Search JTA's historical archive dating back to 1923

Litvinov: Left USSR Because He Faced Being Sent to Siberia for Second Time

March 21, 1974
See Original Daily Bulletin From This Date
Advertisement

Jewish-born Soviet dissident Pavel Litvinov said today he left the Soviet Union because the authorities threatened to send him to Siberia for a second time. Litvinov left Vienna after a two-day stopover for Rome to meet some friends before going to Amsterdam and afterwards to his new home country, the United States.

“The KGB (secret police) told me they would send me to Siberia again–and this time it might be worse” the 33-year-old physicist told journalists at Vienna’s South Railroad Station. The grandson of Stalin’s former Foreign Minister Maxim Litvinov, was exiled for four years after his protest against the Soviet-led invasion of Czechoslovakia in 1968. Litvinov was detained time and again afterwards and last Dec. 5 KGB officers told him he had either to leave the country or to go back to the prison camps.

“After my residence permission for Moscow expired I saw no legal chance to stay on in the Russian capital. Therefore I asked for emigrant visas for me and my family,” the physicist said. Litvinov said his departure from the Soviet Union was “voluntary,” only in the lexicon of the Kremlin leadership. “They call it ‘voluntary,’ when you are not accompanied by security officers to the plane or train as they did with (Alexander) Solzhenitsyn,” the dissident said.

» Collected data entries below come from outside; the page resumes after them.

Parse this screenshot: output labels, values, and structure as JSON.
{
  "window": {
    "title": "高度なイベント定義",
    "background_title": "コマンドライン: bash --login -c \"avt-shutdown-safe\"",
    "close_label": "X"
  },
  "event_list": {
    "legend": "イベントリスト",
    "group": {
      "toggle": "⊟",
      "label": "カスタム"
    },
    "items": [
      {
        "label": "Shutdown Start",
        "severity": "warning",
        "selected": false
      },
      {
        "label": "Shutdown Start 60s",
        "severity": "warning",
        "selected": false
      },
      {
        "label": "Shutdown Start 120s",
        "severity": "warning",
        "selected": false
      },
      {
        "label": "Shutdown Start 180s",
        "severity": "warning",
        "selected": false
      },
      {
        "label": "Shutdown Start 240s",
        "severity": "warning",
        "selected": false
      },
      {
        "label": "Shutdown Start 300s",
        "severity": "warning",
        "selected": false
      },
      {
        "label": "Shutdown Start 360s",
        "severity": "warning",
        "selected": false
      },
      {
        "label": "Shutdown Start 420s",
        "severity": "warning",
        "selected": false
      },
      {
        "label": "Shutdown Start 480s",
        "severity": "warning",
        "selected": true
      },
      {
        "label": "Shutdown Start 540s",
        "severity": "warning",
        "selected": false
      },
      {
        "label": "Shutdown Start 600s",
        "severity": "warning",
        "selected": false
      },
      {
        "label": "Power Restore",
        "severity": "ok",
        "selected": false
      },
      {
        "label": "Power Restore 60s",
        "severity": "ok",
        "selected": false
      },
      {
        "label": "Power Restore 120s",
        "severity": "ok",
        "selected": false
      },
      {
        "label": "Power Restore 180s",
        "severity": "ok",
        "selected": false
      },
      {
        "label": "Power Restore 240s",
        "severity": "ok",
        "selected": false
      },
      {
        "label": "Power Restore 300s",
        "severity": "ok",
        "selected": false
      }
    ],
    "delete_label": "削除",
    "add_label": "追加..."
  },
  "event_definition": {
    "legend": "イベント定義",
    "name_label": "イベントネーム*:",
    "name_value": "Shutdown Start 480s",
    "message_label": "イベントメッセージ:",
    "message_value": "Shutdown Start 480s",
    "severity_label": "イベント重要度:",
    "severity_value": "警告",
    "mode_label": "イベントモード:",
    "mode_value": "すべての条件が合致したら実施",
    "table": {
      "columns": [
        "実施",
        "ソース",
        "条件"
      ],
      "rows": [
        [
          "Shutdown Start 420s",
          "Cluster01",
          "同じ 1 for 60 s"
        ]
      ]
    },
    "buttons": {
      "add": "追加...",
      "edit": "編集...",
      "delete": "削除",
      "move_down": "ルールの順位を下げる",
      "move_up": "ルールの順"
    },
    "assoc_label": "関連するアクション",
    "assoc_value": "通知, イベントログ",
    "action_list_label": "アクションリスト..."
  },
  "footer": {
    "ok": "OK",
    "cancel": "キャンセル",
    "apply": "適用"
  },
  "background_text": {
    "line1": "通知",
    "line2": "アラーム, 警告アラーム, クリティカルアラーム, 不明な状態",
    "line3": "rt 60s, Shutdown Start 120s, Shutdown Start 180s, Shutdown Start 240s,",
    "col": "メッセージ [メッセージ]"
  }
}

“But they practically forced me to leave when they hinted they had some more rooms to let in Siberia,” Litvinov stressed. The physicist was accompanied by his wife Maya, his four-year-old daughter Larissa and his 12-year-old stepson Dima from a former marriage of his wife.

Litvinov was granted visas for the United States only one day after he arrived in Vienna Monday. U.S. Embassy sources said they were informed beforehand to give his application all possible consideration. Litvinov has no final plans where to settle in the United States but said he wanted to teach physics at a college or a high school. “I will continue to help my friends I left in Russia.” Litvinov said. “Some of them, like Vladimir Bukov-sky or Pyotr Grigorenko are in real danger for their lives and their health. I chose the United States because they granted immigrant visas to so many of my friends. But my mind is still back in Russia,” Litvinov said.